7. Four Years (Jon McLaughlin)
It talks about how people change dramatically and the people we met when we were younger, the people we bullied before and how they turned their lives around is the biggest clapback we will ever encounter.
8. Landslide (Fleetwood Mac)
It is a coming of age song of how people change and while it could be daunting at first, the changes we go through will make sense in the end.
9. Better Days (Goo Goo Dolls)
You might have heard it on the movie New Year’s Eve and if you truly digest the meaning of the song, it talks about hope that together, if we move past our differences and social constructs, the world could change and we could all begin again.
10. The Scientist (Coldplay)
While it is easy to say that this is a song of regret, it is also a song of not being adaptive to change, hence, allowing things to fall apart. It talks of a man who now understood that he lost the person he loved because he was too caught up with the changes in his life, leaving him wanting her back through this apology song.
11. New York Minute (Don Henley)
This classic is an anthem on how things could dramatically change in a minute. A few lines from it already gives the realization that we have to treasure the things and people we love before they change and we lose our chance.
12. What’s Going On (Marvin Gaye)
Written at a time when racism and marginalization of people of color was too strong in America, this song was never shunned of relevance as we find that nothing has changed and standing up for things to change is but imperative even in this modern time.
13. One Man Can Change the World (Big Sean)
This song is a tribute to Big Sean’s grandmother who was not only his biggest fan and inspiration but also one of the first black female captains during the World War II and who came home after the war with a Master’s degree and a Detroit police captain until retirement.
14. Man in the Mirror (Michael Jackson)
With snippets of the MLK’s speech, this song is about being self-conscious about wielding up power to make change happen in the world.
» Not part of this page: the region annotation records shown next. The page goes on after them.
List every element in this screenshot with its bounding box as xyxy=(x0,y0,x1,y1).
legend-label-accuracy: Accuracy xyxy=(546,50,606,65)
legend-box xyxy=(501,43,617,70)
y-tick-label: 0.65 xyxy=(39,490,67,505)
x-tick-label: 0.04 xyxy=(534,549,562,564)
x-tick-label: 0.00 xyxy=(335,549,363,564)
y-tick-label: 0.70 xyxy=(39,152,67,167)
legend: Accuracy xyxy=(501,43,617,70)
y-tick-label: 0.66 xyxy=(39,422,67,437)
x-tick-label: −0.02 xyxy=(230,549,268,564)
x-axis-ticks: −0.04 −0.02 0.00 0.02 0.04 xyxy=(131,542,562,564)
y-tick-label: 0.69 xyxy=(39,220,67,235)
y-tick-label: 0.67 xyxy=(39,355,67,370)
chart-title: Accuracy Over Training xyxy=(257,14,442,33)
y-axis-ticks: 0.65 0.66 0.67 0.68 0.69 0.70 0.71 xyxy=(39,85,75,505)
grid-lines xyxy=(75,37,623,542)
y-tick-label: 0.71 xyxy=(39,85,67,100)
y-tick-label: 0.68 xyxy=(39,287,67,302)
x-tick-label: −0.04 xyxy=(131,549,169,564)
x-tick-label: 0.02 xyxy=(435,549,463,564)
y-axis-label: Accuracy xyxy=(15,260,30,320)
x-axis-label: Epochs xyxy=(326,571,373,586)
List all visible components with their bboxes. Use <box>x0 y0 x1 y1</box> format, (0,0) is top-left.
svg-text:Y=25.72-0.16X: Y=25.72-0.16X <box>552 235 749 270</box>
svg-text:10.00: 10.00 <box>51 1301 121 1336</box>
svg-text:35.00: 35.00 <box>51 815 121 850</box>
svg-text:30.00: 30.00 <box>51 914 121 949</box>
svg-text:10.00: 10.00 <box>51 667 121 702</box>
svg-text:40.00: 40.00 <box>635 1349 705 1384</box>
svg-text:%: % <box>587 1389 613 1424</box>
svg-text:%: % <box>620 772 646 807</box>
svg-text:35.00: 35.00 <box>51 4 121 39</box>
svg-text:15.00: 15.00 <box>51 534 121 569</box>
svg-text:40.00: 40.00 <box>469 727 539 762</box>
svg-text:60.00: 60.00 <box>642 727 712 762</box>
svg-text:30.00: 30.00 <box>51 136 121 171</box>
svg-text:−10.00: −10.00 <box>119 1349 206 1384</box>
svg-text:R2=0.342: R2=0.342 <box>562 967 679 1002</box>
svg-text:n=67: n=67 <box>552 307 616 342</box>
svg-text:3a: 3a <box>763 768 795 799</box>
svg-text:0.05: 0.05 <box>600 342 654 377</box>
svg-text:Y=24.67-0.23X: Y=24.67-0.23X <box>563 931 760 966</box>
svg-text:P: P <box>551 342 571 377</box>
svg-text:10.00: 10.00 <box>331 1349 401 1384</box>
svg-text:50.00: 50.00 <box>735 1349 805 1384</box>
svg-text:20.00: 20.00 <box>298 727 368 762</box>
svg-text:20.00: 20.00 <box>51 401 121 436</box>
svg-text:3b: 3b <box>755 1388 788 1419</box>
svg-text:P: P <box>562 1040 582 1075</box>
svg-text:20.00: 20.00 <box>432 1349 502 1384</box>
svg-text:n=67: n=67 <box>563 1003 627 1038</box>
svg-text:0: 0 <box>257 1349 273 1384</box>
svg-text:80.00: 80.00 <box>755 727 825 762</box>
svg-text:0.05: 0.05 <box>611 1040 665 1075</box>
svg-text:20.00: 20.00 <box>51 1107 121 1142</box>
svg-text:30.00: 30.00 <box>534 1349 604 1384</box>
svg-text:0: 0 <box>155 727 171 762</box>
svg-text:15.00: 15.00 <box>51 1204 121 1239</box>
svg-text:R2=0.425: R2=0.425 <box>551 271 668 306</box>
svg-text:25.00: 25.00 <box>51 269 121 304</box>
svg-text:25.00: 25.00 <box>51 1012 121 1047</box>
It tells us that we coexist in one society and that we have to be better global citizens.
15. Waiting on the World to Change (John Mayer)
Released in 2006, this song is a social commentary on how frustrating it is to be branded as a generation who is doing nothing to change the world. In the last verses of the song, John sings a call of action for this generation that it is time to take up space and be out there to change the unfair system of the world.
16. What About Now (Chris Daughtry)
This song is powerful because it is a conversation with God and how we could find redemption when we take the bold step to be there for the homeless, the hungry, the hurting.
17. Imagine (John Lennon)
This has got to be one of the most influential songs of social change. It was first sung in the last stretch of the Vietnam War, picturing a society where guns are laid down to make way for humanity and brotherhood.
18. One Love (Bob Marley)
This is also a song of co-existence and global unity saying that we have to let the one love that made us stop all the killings and injustice for our children, for us, for the world and for God.
19. Same Love (Macklemore and Lewis)
In 2012, this hip-hop song was one of the official anthems of gender equality and same-sex marriage across the world. It was played in mass protests and in lobbying equal gender rights and to flush out homophobia and hate speech.
20. Brave (Sarah Bereilles)
This one is an anthem for women empowerment. It talks about all the beautiful things about womanhood and how as a gender, is one of the most important untapped sources of change for the world.
Conclusion
If there is one thing that we could learn from this list of songs about change, it is that change is beautiful and powerful. We could only thank our lucky stars that we could change and that it is the only constant thing in the world because we could look forward to things that have not happened yet. And oh, guess these songs could land on your playlist from now on right?